È passato poco meno di un mese dall’ingresso in noviziato del gruppo di ragazzi di cui faccio parte. Un tempo certamente troppo breve per trarre considerazioni significative sulla vita del novizio, ma al tempo stesso sufficiente per offrirmi qualche spunto di riflessione.
Ad un primo sguardo la giornata tipo in noviziato sembra essere scandita da due tipologie di attività differenti: quelle più “spirituali”, come la preghiera (personale e comunitaria), la Celebrazione Eucaristica e l’adorazione, e quelle invece più “pratiche”, come l’alimentazione, il lavoro e lo svago.
È proprio su quest’ultima categoria che desidero soffermarmi, cercando di condividere qualche piccola riflessione sul significato spirituale che mi sembra di aver intravisto anche nelle azioni più concrete.
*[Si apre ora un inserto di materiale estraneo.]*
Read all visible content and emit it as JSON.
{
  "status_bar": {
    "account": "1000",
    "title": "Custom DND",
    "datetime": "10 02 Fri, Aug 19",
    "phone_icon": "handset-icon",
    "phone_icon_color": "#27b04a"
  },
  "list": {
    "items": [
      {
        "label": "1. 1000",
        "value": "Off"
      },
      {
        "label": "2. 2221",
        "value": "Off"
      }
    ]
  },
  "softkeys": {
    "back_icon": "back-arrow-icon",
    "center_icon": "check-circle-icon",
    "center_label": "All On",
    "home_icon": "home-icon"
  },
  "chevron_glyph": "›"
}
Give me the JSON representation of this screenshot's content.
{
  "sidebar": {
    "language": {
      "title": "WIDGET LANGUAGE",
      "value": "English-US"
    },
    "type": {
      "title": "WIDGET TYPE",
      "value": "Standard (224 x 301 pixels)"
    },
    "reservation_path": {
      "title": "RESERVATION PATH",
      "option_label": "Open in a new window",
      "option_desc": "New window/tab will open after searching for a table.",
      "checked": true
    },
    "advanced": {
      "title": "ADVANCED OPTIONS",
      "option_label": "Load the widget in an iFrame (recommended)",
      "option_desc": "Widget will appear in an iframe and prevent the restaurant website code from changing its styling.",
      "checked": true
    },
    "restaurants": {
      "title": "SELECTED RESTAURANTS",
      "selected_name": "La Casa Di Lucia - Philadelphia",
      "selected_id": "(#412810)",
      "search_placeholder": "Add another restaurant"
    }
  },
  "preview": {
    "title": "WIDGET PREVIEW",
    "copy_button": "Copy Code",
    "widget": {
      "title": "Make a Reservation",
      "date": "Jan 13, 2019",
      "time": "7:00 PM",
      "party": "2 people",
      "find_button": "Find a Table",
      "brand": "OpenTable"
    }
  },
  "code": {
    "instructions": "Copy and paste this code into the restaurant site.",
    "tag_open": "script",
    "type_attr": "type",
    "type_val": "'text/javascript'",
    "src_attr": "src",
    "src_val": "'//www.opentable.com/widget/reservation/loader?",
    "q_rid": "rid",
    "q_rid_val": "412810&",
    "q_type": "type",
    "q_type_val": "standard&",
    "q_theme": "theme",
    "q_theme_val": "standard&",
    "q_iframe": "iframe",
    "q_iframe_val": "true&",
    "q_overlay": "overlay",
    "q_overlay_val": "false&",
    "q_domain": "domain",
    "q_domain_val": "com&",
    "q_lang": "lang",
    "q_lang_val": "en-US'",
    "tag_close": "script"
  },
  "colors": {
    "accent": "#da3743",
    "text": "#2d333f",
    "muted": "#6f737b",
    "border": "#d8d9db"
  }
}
Partiamo dalla base: l’alimentazione. Si mangia per vivere, non il contrario. Non di rado però, il cibo rischia di diventare un idolo nella vita delle persone, un palliativo con cui gratificare ansie e disagi. Il noviziato però aiuta a sviluppare un rapporto più maturo con esso, attraverso una semplice consuetudine: non si mangia fuori pasto. Sì ha tutto il necessario ma non il superfluo; e soprattutto si impara a non assecondare ogni piccola voglia o capriccio che assilla la nostra persona. Che grande valore sarebbe l’applicare tale principio alla nostra vita interiore. Quanti errori si eviterebbero imparando a pazientare, non gratificando impulsivamente le varie voci che non di rado si affacciano alla nostra anima.
Una seconda categoria di attività è quella del lavoro. I servizi di casa sono oggettivamente necessari e coinvolgono buona parte della mattinata del novizio. In un certo senso però, non mi è sembrato costituiscano una rigida interruzione della preghiera mattutina vera e propria. Ne ho avuto l’impressione sin dal primo incarico. Stavo spazzando il piazzale del cortile da foglie ed aghi di pino; prima ho cercato di individuare e rimuovere le foglie più grosse, poi, in fasi successive ho provato a ripulire il piazzale anche dagli aghi più sottili e nascosti. Il tutto con la consapevolezza che si trattasse di un lavoro destinato a ripetersi non appena la prima pioggia avesse sporcato nuovamente il terreno.
Ma non succede così anche con la nostra interiorità? Sempre e continuamente abbiamo bisogno di esaminare la nostra anima cercando di individuare e rimuovere quella sporcizia che, grande o piccola che sia, tende ad offuscare una bellezza che è già presente (siamo a immagine di Dio), ma che aspetta solo di essere liberata dal male a cui permettiamo di abitarci.
Infine lo svago. Prendo come piccolo esempio una bellissima camminata che abbiamo compiuto in montagna verso una rocca abbandonata. Camminare non è sempre facile, la salita può essere faticosa, ma la bellezza della meta, la compagnia delle persone affianco è in grado di rendere godibile anche il tragitto più impervio.
Ancora una volta il parallelismo con la vita interiore non mi è sembrato trascurabile: siamo perennemente in cammino (chi si ferma è perduto), tra difficoltà e gioie; ma non siamo soli e tanto meno senza meta. Procediamo verso il Signore, camminando insieme a Lui ed alle persone che ci troviamo affianco.
La realtà esterna sembra quindi rappresentare uno specchio, una preziosa opportunità per capire qualcosa in più della nostra vita interiore. Ci si potrebbe dunque chiedere: “cosa è spirituale?” Tutto, verrebbe da dire; a condizione che venga compiuto in sinergia ed ascolto dello Spirito Santo, permettendogli di prenderci per mano.